The ruling says the federal government has options it can look at to pay for the full cost and it is not the duty of the Supreme Court to mandate which of these options it should take.

"We make clear only that Congress has ample means at hand to resolve the situation underlying the tribes' suit," the opinion states.

Zah said that Michael Gross, a former DNA attorney who works now in Santa Fe, should be given credit, along with those in the chapter who have worked hard to make the federal government realize that they have an obligation to remain true to their word.

For Gross, it's part of a personal saga that began almost from the first day of his career at DNA when he was assigned to help Ramah Chapter when the federal government closed down its high school.

Gross was able to get foundations interested in the community's concerns about the closing of the school and eventually get enough funds to reopen it. And then he began tackling other problems within the schools and the chapter to where he now continues to handle their legal problems from his office in Santa Fe.

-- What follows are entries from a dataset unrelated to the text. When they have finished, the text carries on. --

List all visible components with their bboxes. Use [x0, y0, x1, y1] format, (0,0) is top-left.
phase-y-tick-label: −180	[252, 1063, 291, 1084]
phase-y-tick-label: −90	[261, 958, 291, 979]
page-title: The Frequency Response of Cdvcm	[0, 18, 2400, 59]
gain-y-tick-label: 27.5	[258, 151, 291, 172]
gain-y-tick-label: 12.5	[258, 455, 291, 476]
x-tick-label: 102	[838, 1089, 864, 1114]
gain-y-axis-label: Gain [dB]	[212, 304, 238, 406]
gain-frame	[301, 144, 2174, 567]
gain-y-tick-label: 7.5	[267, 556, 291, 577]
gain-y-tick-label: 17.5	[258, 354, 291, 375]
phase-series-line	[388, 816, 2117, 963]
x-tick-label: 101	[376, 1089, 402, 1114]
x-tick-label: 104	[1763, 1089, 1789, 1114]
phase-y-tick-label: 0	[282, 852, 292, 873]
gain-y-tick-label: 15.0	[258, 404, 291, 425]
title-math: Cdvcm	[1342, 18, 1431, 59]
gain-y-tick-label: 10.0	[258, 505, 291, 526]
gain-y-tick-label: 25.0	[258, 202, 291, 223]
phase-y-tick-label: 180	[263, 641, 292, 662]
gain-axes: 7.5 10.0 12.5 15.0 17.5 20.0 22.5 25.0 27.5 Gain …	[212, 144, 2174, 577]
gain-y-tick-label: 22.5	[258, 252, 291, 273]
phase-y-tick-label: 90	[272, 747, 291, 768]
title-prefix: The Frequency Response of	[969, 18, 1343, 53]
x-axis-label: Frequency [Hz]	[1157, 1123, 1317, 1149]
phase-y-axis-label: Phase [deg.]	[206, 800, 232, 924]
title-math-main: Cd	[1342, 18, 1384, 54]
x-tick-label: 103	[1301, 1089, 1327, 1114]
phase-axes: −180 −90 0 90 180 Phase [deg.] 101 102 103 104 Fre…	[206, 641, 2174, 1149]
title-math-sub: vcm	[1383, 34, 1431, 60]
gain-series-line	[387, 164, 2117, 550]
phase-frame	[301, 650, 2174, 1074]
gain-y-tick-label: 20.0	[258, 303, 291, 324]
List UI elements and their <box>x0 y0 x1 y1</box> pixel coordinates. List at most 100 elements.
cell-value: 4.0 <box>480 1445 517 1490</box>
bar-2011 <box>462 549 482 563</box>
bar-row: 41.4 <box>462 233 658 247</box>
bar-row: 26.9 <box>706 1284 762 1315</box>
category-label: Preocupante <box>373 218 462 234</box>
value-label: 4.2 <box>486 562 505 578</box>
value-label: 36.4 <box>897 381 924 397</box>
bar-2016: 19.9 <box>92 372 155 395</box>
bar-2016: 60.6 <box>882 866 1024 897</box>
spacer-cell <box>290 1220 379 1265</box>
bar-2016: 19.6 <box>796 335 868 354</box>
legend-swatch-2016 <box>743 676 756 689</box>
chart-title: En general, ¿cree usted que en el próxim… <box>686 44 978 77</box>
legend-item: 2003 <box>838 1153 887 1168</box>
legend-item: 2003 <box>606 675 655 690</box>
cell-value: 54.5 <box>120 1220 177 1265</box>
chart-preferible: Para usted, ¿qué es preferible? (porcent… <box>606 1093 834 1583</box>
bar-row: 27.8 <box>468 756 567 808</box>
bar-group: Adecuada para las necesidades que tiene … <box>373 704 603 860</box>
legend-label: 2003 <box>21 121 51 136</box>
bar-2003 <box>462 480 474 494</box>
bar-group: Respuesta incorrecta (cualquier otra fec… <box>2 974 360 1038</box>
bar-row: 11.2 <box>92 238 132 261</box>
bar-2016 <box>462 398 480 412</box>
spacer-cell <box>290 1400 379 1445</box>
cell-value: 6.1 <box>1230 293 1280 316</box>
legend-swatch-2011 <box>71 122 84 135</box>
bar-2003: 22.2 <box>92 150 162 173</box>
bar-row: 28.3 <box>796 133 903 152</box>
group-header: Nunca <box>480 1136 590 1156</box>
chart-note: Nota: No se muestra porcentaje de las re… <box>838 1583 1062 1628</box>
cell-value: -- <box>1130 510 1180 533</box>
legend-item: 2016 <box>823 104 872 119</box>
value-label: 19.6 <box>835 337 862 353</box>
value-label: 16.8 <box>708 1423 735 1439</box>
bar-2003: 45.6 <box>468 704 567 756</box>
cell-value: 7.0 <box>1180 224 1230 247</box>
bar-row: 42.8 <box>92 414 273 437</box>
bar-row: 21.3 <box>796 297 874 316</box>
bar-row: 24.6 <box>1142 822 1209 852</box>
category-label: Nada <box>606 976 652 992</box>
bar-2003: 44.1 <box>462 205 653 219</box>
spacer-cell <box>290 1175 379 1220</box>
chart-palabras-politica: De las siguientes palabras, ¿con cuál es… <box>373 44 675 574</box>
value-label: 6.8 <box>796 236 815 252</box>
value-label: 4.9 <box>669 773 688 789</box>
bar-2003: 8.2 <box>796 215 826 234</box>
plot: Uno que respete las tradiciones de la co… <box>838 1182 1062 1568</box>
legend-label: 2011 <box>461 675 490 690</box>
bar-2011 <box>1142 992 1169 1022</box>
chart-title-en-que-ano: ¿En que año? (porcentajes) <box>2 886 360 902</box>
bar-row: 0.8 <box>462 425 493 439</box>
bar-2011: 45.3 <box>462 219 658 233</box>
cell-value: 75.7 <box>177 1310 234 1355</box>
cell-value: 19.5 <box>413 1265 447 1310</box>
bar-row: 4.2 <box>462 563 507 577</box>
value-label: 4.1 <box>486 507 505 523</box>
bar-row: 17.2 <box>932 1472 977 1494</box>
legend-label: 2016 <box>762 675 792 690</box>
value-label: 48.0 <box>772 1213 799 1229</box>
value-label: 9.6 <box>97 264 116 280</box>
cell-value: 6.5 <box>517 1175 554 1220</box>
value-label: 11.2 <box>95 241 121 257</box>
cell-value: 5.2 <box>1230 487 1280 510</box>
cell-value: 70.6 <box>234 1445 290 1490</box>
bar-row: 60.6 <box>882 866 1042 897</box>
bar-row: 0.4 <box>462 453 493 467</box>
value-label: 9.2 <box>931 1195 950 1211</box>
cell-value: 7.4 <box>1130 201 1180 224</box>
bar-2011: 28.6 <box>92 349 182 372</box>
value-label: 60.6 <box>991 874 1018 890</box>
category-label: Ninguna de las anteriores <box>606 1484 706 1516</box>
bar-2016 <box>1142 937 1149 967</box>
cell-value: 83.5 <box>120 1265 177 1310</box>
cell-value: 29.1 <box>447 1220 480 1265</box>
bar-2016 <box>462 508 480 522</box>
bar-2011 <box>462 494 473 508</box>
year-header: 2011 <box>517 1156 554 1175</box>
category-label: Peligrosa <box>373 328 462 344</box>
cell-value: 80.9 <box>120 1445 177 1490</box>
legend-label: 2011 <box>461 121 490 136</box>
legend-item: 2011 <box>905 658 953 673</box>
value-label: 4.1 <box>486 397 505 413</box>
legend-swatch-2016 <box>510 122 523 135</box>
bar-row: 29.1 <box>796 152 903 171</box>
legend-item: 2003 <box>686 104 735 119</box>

But he said Wednesday that while this is a victory, the legal battle may still be going on for years since the Supreme Court sent the matter back to the district court to resolve issues such as how much money the federal government will have to pay.

At one point in the proceedings, federal attorneys indicate they would continue to fight if they lost the case before the Supreme Court but Gross said that recently they indicated a willingness to resolve the issues in a timely manner.

He said federal attorneys once said in one of the proceedings that this was a "billion dollar case."

"That's their words, not mine," he said, adding that he has declined to give out any money figures since everything is still up in the air.

One indication of how much money the Ramah Chapter may receive may come from a settlement that was reached with the federal government over various other aspects of the case.

In that settlement, the federal government agreed to pay out $76 million, with $400,000 going to the Ramah Chapter.

One positive aspect of this case, Gross said, is that it seems that members of the U.S. Senate have been watching it because in discussions about future funding for these kinds of contracts, senate officials said Tuesday that there is enough money in the budget to pay all of the contract costs so there should not be any arguments in the future.